The ongoing 6-lane Port Harcourt Road project embarked upon by the Governor Okezie Ikpeazu-led Abia State government will be completed before May 2023 with at least one lane asphalted for use before the end of this year.
The State’s Commissioner for Information, Chief John Okiyi Kalu who made this known while chatting with newsmen in Aba, the State’s commercial nerve centre, recalled that work stopped temporarily on the road due to the Ndiegoro flood mediation project which intersected Porr Harcourt Road from the Uratta axis which is being handled NEWMAP.
Chief Okiyi stated that the state government is devising an alternative route to evacuate the heap of refuse at Crystal Park junction of the road, an exercise which will also mark the re-commencement of work on the Port Harcourt Road, Aba, having done same when it started work on the road in 2018.
He revealed that the NEWMAP project which involves Uratta and Umuagbai flood plains as well as reconstruction of Ngwa and Obohia roads has a-two-and-half-year completion timeline and that the project site was handed over to the contractors on the 6th of June, 2020, with work actually commencing in January 2021 as a result of delays occasioned by COVID-19 pandemic and the subsequent EndSARS protests that followed in October 2020.
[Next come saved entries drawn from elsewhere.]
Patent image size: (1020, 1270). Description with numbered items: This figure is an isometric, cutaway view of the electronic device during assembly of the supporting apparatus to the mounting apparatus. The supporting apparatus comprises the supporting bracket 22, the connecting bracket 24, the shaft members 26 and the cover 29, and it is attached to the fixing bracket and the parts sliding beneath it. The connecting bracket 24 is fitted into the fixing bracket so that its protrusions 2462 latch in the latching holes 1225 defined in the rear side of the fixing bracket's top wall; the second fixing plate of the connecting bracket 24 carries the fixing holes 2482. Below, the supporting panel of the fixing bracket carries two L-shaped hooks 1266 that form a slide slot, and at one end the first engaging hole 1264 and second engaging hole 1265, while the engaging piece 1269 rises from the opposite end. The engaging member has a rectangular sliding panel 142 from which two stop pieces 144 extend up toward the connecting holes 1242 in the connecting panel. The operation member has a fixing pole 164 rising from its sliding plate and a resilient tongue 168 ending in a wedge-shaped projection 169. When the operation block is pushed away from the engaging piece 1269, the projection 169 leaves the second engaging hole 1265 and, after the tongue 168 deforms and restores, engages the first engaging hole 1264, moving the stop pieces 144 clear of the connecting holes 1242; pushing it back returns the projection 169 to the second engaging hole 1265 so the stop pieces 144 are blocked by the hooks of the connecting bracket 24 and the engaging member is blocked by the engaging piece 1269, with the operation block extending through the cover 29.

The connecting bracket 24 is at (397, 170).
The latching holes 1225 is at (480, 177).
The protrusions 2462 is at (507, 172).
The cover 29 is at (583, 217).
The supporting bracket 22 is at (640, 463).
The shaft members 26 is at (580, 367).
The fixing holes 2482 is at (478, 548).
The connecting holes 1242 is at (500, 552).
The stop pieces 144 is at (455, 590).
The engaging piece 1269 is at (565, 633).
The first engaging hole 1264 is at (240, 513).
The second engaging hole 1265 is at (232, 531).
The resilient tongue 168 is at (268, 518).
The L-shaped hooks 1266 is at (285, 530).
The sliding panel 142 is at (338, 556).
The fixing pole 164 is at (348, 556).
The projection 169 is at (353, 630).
According to him, the contractors, Hartland Nigeria and a UAE company which were expected to procure a tunnel boring machine (TBM) for the establishment of underground tunnels to deliver storm water to Waterside River could not meet up the deadline because of disruptions in international procurement systems during the pandemic, hence, the expected modifications in the design to ensure proper channeling of water through Uratta, Umuagbai, Ngwa and Obohia roads.
Debunking claims of mismanagement of $56m facility for the Port Harcourt Road project, Chief Okiyi stated that such accusation was the outcome of the figment of imagination of some ignorant minds who do not know that the state government does not have direct access to a World Bank facility for the projects it is executing in the state and also disputed the claim of availability of any $56m for Port Harcourt Road project as being bandied about by some people with selfish political motives. He informed that it is the state government that is funding the Port Harcourt Road project with Abia tax payers’ money while the World Bank is funding the Ndiegoro erosion mediation project through a facility that will be repaid by the government in due course.
“There is absolutely no truth in the allegation of mismanagement of any $56m provided for Port Harcourt Road project as no such money exists for that purpose, instead, the funds being used for World Bank projects in the state are released to contractors only after authorization by the Bank via a letter to the bank managing the project account”, he said.
Chief Okiyi who asserted that those inciting members of the public with false and misleading information are on a mission of political mischief and should be called to order by relevant traditional rulers and stakeholders as their activities have negative impacts on the realization of the much desired projects.
On Faulks Road, the state’s information boss said that the contractor will return to site later this year as he project has not been concluded, assuring that the State Government will execute palliative measures on the road to ease traffic.
He assured citizens that the infrastructural transformation of Governor Okezie Ikpeazu‘s administration will not stop until his last day in office as he is not ready to give in to the antics of political detractors noting that social re-orientation and enforcement efforts will be ramped up to improve the sanitary condition of the city since the state has consistently embarked on desilting of gutters for easy flow of floodwaters.